Selon Emmanuel Bichot, la majorité municipale sortante a «dilapidé de manière exagérée». Il préconise de «faire des investissements là où il y a besoin» en mentionnent les quelques écoles de Dijon encore en «préfabriqué». Il critique aussi le choix des prestataires de la Ville : «à Dijon, on donne beaucoup d'argent à de grandes sociétés, (…) on passe des contrats et on donne les clés». Et d'ajouter : «il faut défendre les intérêts des Dijonnais, on n'est pas là pour être la poule aux œufs d'or des sociétés du CAC 40». Face à cela, il préférerait «soutenir les associations de quartier».

«Créer du lien social dans le quartier des Grésilles»

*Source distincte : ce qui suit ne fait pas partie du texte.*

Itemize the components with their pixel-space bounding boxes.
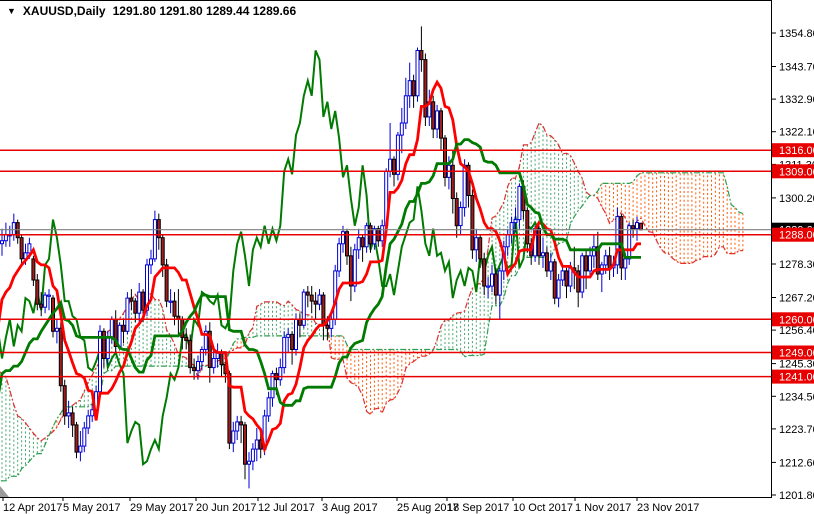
price-tick-label: 1223.70 [779,424,814,436]
svg-text:1260.00: 1260.00 [779,314,814,326]
level-price-badge: 1249.00 [772,346,814,360]
svg-text:1288.00: 1288.00 [779,230,814,242]
price-axis[interactable]: 1354.801343.701332.901322.101311.301300.… [771,28,814,502]
svg-text:1316.00: 1316.00 [779,145,814,157]
price-tick-label: 1354.80 [779,28,814,40]
svg-text:1309.00: 1309.00 [779,166,814,178]
level-price-badge: 1260.00 [772,312,814,326]
price-tick-label: 1201.80 [779,490,814,502]
ichimoku-cloud [0,123,743,485]
price-tick-label: 1322.10 [779,127,814,139]
date-label: 1 Nov 2017 [575,502,631,514]
date-label: 23 Nov 2017 [637,502,699,514]
price-tick-label: 1300.20 [779,193,814,205]
chart-title: ▼ XAUUSD,Daily 1291.80 1291.80 1289.44 1… [7,4,296,18]
price-chart[interactable]: 1354.801343.701332.901322.101311.301300.… [0,0,814,514]
time-axis[interactable]: 12 Apr 20175 May 2017 29 May 201720 Jun 2… [3,498,699,514]
level-price-badge: 1316.00 [772,143,814,157]
date-label: 3 Aug 2017 [322,502,378,514]
svg-text:1249.00: 1249.00 [779,348,814,360]
quote-ohlc-label: 1291.80 1291.80 1289.44 1289.66 [113,4,297,18]
date-label: 12 Jul 2017 [258,502,315,514]
price-tick-label: 1332.90 [779,94,814,106]
level-price-badge: 1241.00 [772,370,814,384]
one-click-trading-arrow[interactable]: ▼ [7,7,16,16]
level-price-badge: 1288.00 [772,228,814,242]
price-tick-label: 1343.70 [779,62,814,74]
date-label: 29 May 2017 [130,502,194,514]
symbol-period-label: XAUUSD,Daily [23,4,106,18]
price-tick-label: 1278.30 [779,259,814,271]
history-scroll-marker [0,486,9,497]
price-tick-label: 1267.20 [779,293,814,305]
svg-text:1241.00: 1241.00 [779,372,814,384]
price-tick-label: 1245.30 [779,359,814,371]
date-label: 12 Apr 2017 [3,502,62,514]
level-price-badge: 1309.00 [772,164,814,178]
chart-window: 1354.801343.701332.901322.101311.301300.… [0,0,814,514]
price-tick-label: 1234.50 [779,391,814,403]
date-label: 20 Jun 2017 [196,502,257,514]
date-label: 5 May 2017 [63,502,120,514]
date-label: 18 Sep 2017 [447,502,509,514]
price-tick-label: 1256.40 [779,325,814,337]
date-label: 10 Oct 2017 [513,502,573,514]
plot-border [0,0,772,498]
price-tick-label: 1212.60 [779,457,814,469]
kijun-sen-line [0,140,641,406]
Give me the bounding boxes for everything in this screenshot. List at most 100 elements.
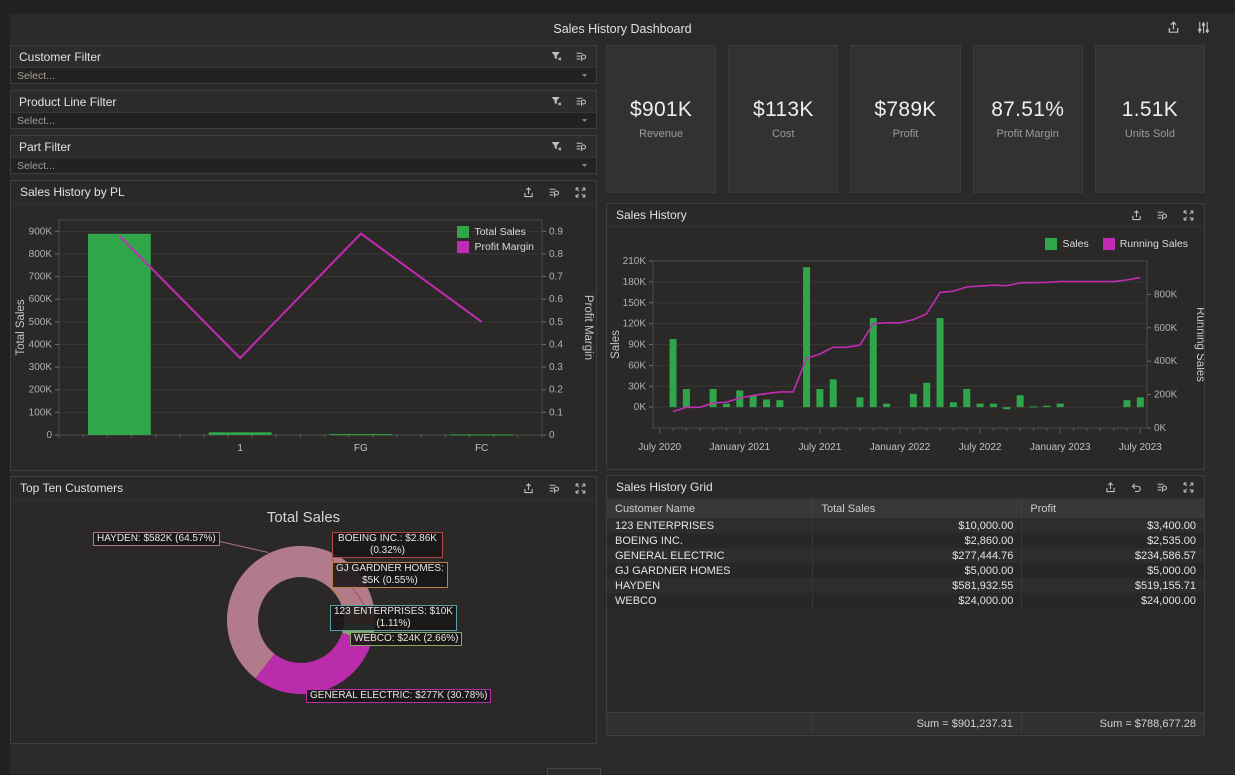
maximize-icon[interactable] <box>1182 209 1195 222</box>
sales-bar <box>1017 395 1024 407</box>
legend-item[interactable]: Total Sales <box>457 226 534 238</box>
kpi-card[interactable]: $113K Cost <box>728 45 838 193</box>
svg-text:0.9: 0.9 <box>549 226 563 237</box>
kpi-card[interactable]: $789K Profit <box>850 45 960 193</box>
svg-text:120K: 120K <box>623 319 647 330</box>
cell-customer-name: 123 ENTERPRISES <box>607 518 813 533</box>
sales-bar <box>1030 406 1037 407</box>
cell-profit: $2,535.00 <box>1022 533 1204 548</box>
svg-text:400K: 400K <box>1154 356 1178 367</box>
kpi-card[interactable]: 87.51% Profit Margin <box>973 45 1083 193</box>
column-header-profit[interactable]: Profit <box>1022 499 1204 518</box>
sales-bar <box>683 389 690 407</box>
kpi-card[interactable]: 1.51K Units Sold <box>1095 45 1205 193</box>
filter-editor-icon[interactable] <box>548 482 561 495</box>
column-header-total-sales[interactable]: Total Sales <box>813 499 1022 518</box>
sales-bar <box>750 396 757 407</box>
svg-text:300K: 300K <box>29 362 53 373</box>
filter-label: Part Filter <box>19 140 71 154</box>
legend-item[interactable]: Sales <box>1045 238 1088 250</box>
filter-editor-icon[interactable] <box>1156 481 1169 494</box>
export-icon[interactable] <box>1130 209 1143 222</box>
svg-text:Sales: Sales <box>610 330 622 359</box>
clear-filter-icon[interactable] <box>550 95 563 108</box>
filter-panel: Part Filter Select... <box>10 135 597 174</box>
grid-data-row[interactable]: HAYDEN $581,932.55 $519,155.71 <box>607 578 1204 593</box>
grid-data-row[interactable]: GJ GARDNER HOMES $5,000.00 $5,000.00 <box>607 563 1204 578</box>
filter-combobox[interactable]: Select... <box>11 112 596 128</box>
column-header-customer-name[interactable]: Customer Name <box>607 499 813 518</box>
sales-bar <box>803 267 810 407</box>
cell-total-sales: $5,000.00 <box>813 563 1022 578</box>
kpi-label: Revenue <box>639 128 683 140</box>
combobox-placeholder: Select... <box>17 70 55 82</box>
sales-bar <box>990 404 997 407</box>
export-icon[interactable] <box>522 482 535 495</box>
bar-FG <box>329 434 392 435</box>
svg-text:900K: 900K <box>29 226 53 237</box>
caret-down-icon[interactable] <box>579 115 590 126</box>
donut-label-2: GJ GARDNER HOMES:$5K (0.55%) <box>332 562 448 588</box>
svg-text:0: 0 <box>549 430 555 441</box>
filter-combobox[interactable]: Select... <box>11 157 596 173</box>
chart-legend: Total Sales Profit Margin <box>457 226 534 253</box>
parameters-icon[interactable] <box>1196 20 1211 35</box>
bar-1 <box>209 432 272 435</box>
sales-history-by-pl-panel: Sales History by PL Total Sales Profit M… <box>10 180 597 471</box>
svg-text:800K: 800K <box>1154 289 1178 300</box>
sales-bar <box>816 389 823 407</box>
grid-data-row[interactable]: BOEING INC. $2,860.00 $2,535.00 <box>607 533 1204 548</box>
sales-history-grid-panel: Sales History Grid Customer Name Total S… <box>606 475 1205 736</box>
grid-data-row[interactable]: WEBCO $24,000.00 $24,000.00 <box>607 593 1204 608</box>
panel-caption: Sales History Grid <box>607 476 1204 499</box>
maximize-icon[interactable] <box>574 186 587 199</box>
export-icon[interactable] <box>1104 481 1117 494</box>
filter-editor-icon[interactable] <box>548 186 561 199</box>
top-ten-customers-chart[interactable]: Total Sales HAYDEN: $582K (64.57%)BOEING… <box>11 500 596 742</box>
legend-item[interactable]: Running Sales <box>1103 238 1188 250</box>
filter-editor-icon[interactable] <box>575 140 588 153</box>
clear-filter-icon[interactable] <box>550 140 563 153</box>
grid-data-row[interactable]: 123 ENTERPRISES $10,000.00 $3,400.00 <box>607 518 1204 533</box>
maximize-icon[interactable] <box>574 482 587 495</box>
cell-profit: $234,586.57 <box>1022 548 1204 563</box>
sales-bar <box>856 397 863 407</box>
svg-text:January 2023: January 2023 <box>1030 442 1091 453</box>
sales-history-chart[interactable]: Sales Running Sales 0K30K60K90K120K150K1… <box>607 227 1204 468</box>
svg-text:200K: 200K <box>1154 390 1178 401</box>
maximize-icon[interactable] <box>1182 481 1195 494</box>
legend-item[interactable]: Profit Margin <box>457 241 534 253</box>
grid-data-row[interactable]: GENERAL ELECTRIC $277,444.76 $234,586.57 <box>607 548 1204 563</box>
filter-editor-icon[interactable] <box>1156 209 1169 222</box>
sales-history-panel: Sales History Sales Running Sales <box>606 203 1205 470</box>
filter-editor-icon[interactable] <box>575 50 588 63</box>
cell-total-sales: $2,860.00 <box>813 533 1022 548</box>
export-icon[interactable] <box>522 186 535 199</box>
filter-editor-icon[interactable] <box>575 95 588 108</box>
svg-text:100K: 100K <box>29 407 53 418</box>
kpi-card[interactable]: $901K Revenue <box>606 45 716 193</box>
bar-blank <box>88 234 151 435</box>
undo-icon[interactable] <box>1130 481 1143 494</box>
sales-bar <box>830 379 837 407</box>
legend-label: Running Sales <box>1120 238 1188 250</box>
sales-bar <box>763 399 770 407</box>
filter-combobox[interactable]: Select... <box>11 67 596 83</box>
svg-text:30K: 30K <box>628 381 646 392</box>
sales-history-by-pl-chart[interactable]: Total Sales Profit Margin 0100K200K300K4… <box>11 204 596 469</box>
svg-text:0.6: 0.6 <box>549 294 563 305</box>
clear-filter-icon[interactable] <box>550 50 563 63</box>
sales-bar <box>670 339 677 407</box>
left-column: Customer Filter Select... Product Line F… <box>10 45 597 774</box>
kpi-label: Cost <box>772 128 795 140</box>
cell-profit: $3,400.00 <box>1022 518 1204 533</box>
titlebar-icons <box>1166 20 1211 35</box>
caret-down-icon[interactable] <box>579 70 590 81</box>
caret-down-icon[interactable] <box>579 160 590 171</box>
kpi-label: Profit Margin <box>997 128 1059 140</box>
donut-label-1: BOEING INC.: $2.86K(0.32%) <box>332 532 443 558</box>
filter-panel: Product Line Filter Select... <box>10 90 597 129</box>
filter-label: Product Line Filter <box>19 95 116 109</box>
svg-text:0.2: 0.2 <box>549 385 563 396</box>
export-icon[interactable] <box>1166 20 1181 35</box>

Ayant habité rue de la Boudronnée pendant ses études supérieures, Stéphane Chevalier amène le débat sur le quartier lui-même : «il y a vraiment besoin de créer du lien social dans le quartier des Grésilles, (…) il y a beaucoup de personnes seules, il y a beaucoup de femmes seules». Concernant le logement social, l'équipe d'Agir pour Dijon considère qu'après avoir atteint l'obligation légale de 20%, «il faut s'occuper du parc existant pour que les gens puissent y vivre dans de bonnes conditions».

Dans ce quartier qui a connu de récentes violences urbaines, l'élu des Républicains a pris soin de ne pas aborder d'emblée le sujet de la sécurité. C'est pourtant un thème qui lui est cher : «il y a un gros dérapage» analyse-t-il. Selon lui, il y aurait «2.000 agressions physiques violentes sur la commune de Dijon dont 40% de violence 'gratuite' avec parfois des gens alcoolisés».

Face à cela, il préconise de doter la police municipale d'armes à feu après une réorganisation du service et un temps de formation. Puisque «la police du quotidien ne peut pas être la police nationale», Emmanuel Bichot recommande de porter l'effectif de la police municipale à 150 agents, dont certains actifs jour et nuit, financés en redéployant «des dépenses inutiles». Concernant la vidéoprotection, il lance que «les habitants des Grésilles ont les mêmes droits à la sécurité que tout le monde».

Des barbecues municipaux dans le parc des Grésilles ?


Sur la question du logement, l'orateur considère que «la situation n'est pas satisfaisante» en évoquant «des immeubles parfois vétustes, pas entretenus, beaucoup de dégradations». Il cite le cas d'un immeuble où «des habitants se sont organisés pour stopper un trafic de drogue» en s'installant dans le hall «pour jouer au tarot toute la nuit» pendant trois mois.

Il tient à rappeler que le parc des Grésilles a été créé par Robert Poujade. Un parc où, comme cela se fait à Rillieux-la-Pape (Rhône), des barbecues municipaux pourraient être mis à disposition pour éviter que quelques personnes au pied d'un immeuble ne dérangent tous les étages. «Il faut remettre de l'ordre dans le quartier et remettre de l'ordre dans les immeubles» avance-t-il en prenant exemple sur les «les gardiens d'immeuble assermentés» qui, à Paris, depuis 2018, «constatent les infractions et verbalisent».

«Afficher une politique de fermeté et de main tendue»


Mixant sécurité et social, Emmanuel Bichot annonce vouloir «afficher une politique de fermeté et de main tendue» et «afficher un conseil de famille pour passer un contrat» car «il faut que les parents prennent leur responsabilité, il faut le dialogue et la fermeté». Un contrat qui aurait quatre composantes : la mairie, les forces de l'ordre, la justice, les habitants. Prenant exemple sur les dispositif Voisins vigilants, il veut «associer les habitants à cet esprit de tranquillité» car «le lien social c'est de respecter tout le monde et que tout le monde respecte les règles communes».

Dans l'assistance, une habitante demande «un vrai magasin d'alimentation aux Grésilles» car l'actuel «va fermer, il va falloir qu'on aille à Leclerc». Un autre habitant essaie de rassurer cette dame en précisant que «ce sont des travaux d'agrandissement» durant quatre mois. Émerge le souhait d'une seconde enseigne «gérée par un comité de quartier», une proposition qu'Emmanuel Bichot note soigneusement dans son carnet.